A ce stade, le gouvernement n'a pas précisé les réformes concrètes qu'il entendait mettre en oeuvre. Mais il a promis de combattre la «suradministration», en donnant plus de poids aux «médecins». L'exécutif pourrait ainsi réformer un peu plus la tarification à l'activité (T2A), instaurée en 2003. Ce système, qui fixe les ressources des hôpitaux en fonction des actes effectués, est souvent accusé de pousser à la «course au volume».

Il pourrait aussi mettre un coup d'arrêt aux fermetures de lits, très critiquées par les hospitaliers: en l'espace de 20 ans, près de 100 000 lits ont en effet été supprimés dans les cliniques et hôpitaux. Fin mars, Emmanuel Macron avait promis «un plan massif d'investissement» à l'issue de la crise. Ce plan, destiné notamment à renouveler le matériel, concernera à la fois les hôpitaux et les Ehpad, a précisé Olivier Véran, sans indiquer le montant de l'enveloppe allouée.

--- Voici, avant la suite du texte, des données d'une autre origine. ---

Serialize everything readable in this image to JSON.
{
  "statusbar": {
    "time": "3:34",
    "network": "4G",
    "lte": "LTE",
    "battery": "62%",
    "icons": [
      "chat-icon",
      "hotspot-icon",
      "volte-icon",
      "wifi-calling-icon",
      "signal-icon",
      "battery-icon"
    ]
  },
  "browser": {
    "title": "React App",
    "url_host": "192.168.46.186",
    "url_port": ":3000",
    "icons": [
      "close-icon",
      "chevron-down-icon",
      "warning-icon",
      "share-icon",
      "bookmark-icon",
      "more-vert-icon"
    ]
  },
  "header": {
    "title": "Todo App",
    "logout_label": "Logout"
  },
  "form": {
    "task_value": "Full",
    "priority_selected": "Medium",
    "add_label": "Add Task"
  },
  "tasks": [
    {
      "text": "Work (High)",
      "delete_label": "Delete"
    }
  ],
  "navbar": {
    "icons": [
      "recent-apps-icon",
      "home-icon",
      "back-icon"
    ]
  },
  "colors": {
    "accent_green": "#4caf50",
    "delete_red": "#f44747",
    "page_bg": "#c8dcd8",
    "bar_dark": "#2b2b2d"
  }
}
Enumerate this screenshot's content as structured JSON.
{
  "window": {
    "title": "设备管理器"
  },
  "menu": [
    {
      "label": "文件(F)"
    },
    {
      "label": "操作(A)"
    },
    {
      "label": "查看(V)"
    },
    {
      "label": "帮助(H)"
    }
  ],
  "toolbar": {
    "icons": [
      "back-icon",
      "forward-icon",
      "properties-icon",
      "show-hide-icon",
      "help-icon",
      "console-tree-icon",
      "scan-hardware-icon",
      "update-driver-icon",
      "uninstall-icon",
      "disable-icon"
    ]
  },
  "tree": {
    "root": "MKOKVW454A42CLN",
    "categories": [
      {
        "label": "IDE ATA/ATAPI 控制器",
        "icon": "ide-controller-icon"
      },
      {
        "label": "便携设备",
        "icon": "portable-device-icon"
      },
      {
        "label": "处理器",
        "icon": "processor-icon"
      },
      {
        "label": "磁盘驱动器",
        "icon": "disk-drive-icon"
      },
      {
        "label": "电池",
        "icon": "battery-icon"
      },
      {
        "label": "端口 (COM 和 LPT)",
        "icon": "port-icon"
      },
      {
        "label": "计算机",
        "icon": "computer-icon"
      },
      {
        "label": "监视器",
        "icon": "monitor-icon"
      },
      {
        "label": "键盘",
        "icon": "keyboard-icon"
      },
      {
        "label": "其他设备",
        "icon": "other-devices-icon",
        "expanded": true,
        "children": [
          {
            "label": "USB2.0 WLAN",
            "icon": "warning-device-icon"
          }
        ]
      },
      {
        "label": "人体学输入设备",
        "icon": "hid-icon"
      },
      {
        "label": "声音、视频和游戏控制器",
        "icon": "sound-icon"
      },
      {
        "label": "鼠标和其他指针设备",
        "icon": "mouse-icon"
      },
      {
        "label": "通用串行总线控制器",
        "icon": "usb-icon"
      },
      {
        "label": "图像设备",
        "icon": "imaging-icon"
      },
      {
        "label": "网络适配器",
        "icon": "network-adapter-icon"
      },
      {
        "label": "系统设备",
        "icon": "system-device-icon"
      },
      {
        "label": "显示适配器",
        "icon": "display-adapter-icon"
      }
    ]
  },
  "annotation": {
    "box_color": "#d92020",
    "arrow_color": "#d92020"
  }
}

La question de la dette des hôpitaux, aujourd'hui proche de 30 milliards d'euros, est au coeur de multiples discussions entre l'exécutif et les fédérations hospitalières, pourrait également revenir sur la table.

Dans le cadre du «plan hôpital» décidé à l'automne 2019, le gouvernement avait annoncé une reprise de dettes «massive» de 10 milliards d'euros sur trois ans. Lors du Conseil des ministres mercredi, Olivier Véran a évoqué un "effort de 13 milliards d'euros".